What does Rawls mean by characterizing a regime as an outlaw state? "There is, in Rawls’s book, at least one salient characteristic of an outlaw state that could serve as the (partial) basis of a definition: expansionism: ‘A liberal society cannot justly require its citizens to fight in order to gain economic wealth or to acquire natural resources, much less to win power and empire. (When a society pursues these interests, it no longer honors the Law of Peoples, and it becomes an outlaw state’" [p. 35, quoting Rawls].
But why does McBride think Rawls here approaches evil? Is not Rawls perfectly correct that states ought not to be expansionist? McBride agrees, but he notes that as Rawls applies his doctrine, the United States does not count as an expansionist state. True, our country has sometimes aggressed against others, but this shows only that a liberal society sometimes acts wrongly. The United States can never be moved out of its preeminent Rawlsian moral rank. "Blatant contradiction, sheer confusion, or simply special pleading? I leave the choice of label to you, dear reader" (p. 35).

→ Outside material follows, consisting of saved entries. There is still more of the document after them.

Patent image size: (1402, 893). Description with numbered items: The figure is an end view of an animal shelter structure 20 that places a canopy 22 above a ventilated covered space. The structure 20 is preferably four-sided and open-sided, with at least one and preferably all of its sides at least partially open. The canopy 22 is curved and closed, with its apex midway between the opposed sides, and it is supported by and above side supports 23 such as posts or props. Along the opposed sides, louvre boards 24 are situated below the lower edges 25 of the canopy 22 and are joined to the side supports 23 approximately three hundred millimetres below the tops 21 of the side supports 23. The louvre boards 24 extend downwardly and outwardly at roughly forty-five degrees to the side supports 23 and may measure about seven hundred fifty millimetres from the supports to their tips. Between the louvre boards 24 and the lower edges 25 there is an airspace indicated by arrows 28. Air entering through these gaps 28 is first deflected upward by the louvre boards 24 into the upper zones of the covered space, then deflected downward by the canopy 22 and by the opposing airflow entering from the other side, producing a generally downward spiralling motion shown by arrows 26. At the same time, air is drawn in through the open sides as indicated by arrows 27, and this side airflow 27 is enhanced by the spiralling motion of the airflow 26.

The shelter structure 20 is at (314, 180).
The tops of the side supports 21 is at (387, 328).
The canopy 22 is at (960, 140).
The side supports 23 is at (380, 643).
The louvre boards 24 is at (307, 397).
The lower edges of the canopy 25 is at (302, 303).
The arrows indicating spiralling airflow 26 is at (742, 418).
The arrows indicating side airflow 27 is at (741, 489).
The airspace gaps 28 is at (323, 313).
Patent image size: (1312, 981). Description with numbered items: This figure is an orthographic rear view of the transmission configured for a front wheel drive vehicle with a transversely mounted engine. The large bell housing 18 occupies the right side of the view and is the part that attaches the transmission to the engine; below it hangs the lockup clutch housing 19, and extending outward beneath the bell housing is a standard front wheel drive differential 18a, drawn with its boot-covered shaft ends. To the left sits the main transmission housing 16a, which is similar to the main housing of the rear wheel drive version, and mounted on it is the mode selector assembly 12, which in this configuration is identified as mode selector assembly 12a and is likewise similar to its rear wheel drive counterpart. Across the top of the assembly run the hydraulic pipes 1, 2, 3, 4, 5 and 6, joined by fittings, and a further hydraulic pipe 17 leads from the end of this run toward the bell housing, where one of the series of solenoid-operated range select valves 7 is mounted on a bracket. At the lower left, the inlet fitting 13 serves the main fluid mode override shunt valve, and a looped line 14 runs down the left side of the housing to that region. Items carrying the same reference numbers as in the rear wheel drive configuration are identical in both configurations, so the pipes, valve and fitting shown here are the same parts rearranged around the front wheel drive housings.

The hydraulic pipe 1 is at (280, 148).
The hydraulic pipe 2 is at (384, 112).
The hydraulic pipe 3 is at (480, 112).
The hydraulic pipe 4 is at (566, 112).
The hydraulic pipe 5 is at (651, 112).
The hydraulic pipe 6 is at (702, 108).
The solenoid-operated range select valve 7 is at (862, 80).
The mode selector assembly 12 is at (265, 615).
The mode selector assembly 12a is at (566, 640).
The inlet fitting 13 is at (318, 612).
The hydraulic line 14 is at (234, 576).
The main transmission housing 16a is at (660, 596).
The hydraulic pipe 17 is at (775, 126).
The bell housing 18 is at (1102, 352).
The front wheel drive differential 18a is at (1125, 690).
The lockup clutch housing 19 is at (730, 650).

As Rawls applies his doctrine, the outlaws are always elsewhere: "Early modern France, Spain, and Austria-Hungary were outlaw states, according to him [Rawls]; Bismarck was not a statesman, whereas Washington and Lincoln unquestionably were. It all seems so neat, so foreordained—a supposedly theoretical category reinforcing preconceptions if not outright prejudices" (p. 35). But once more our question arises. Rawls’s view may be narrow-minded, but why is it evil? The answer arises in how "nearly just" states are supposed to deal with the outlaws. Rawls "proceeds to contrast liberal and decent peoples, on the one hand, with unnamed contemporary ‘others’ whose conduct is ‘wrongful, evil, and demonic’" (p. 34). McBride finds in this language "an undertone of belligerent self-righteousness." If an outlaw nation is demonically evil, may we not preemptively attack it? This is exactly the foreign affairs doctrine of the Bush administration, and it is this that McBride finds radically evil. Rawls did not live to see Bush in action; and McBride hopes Rawls would be dismayed by Bush’s "arrogance and belligerence." Nevertheless, he holds, "some of the supercilious and denunciatory language of Rawls himself, in The Law of Peoples, can be seen as anticipating, if not actually endorsing, that arrogance and belligerence’ (p. 35).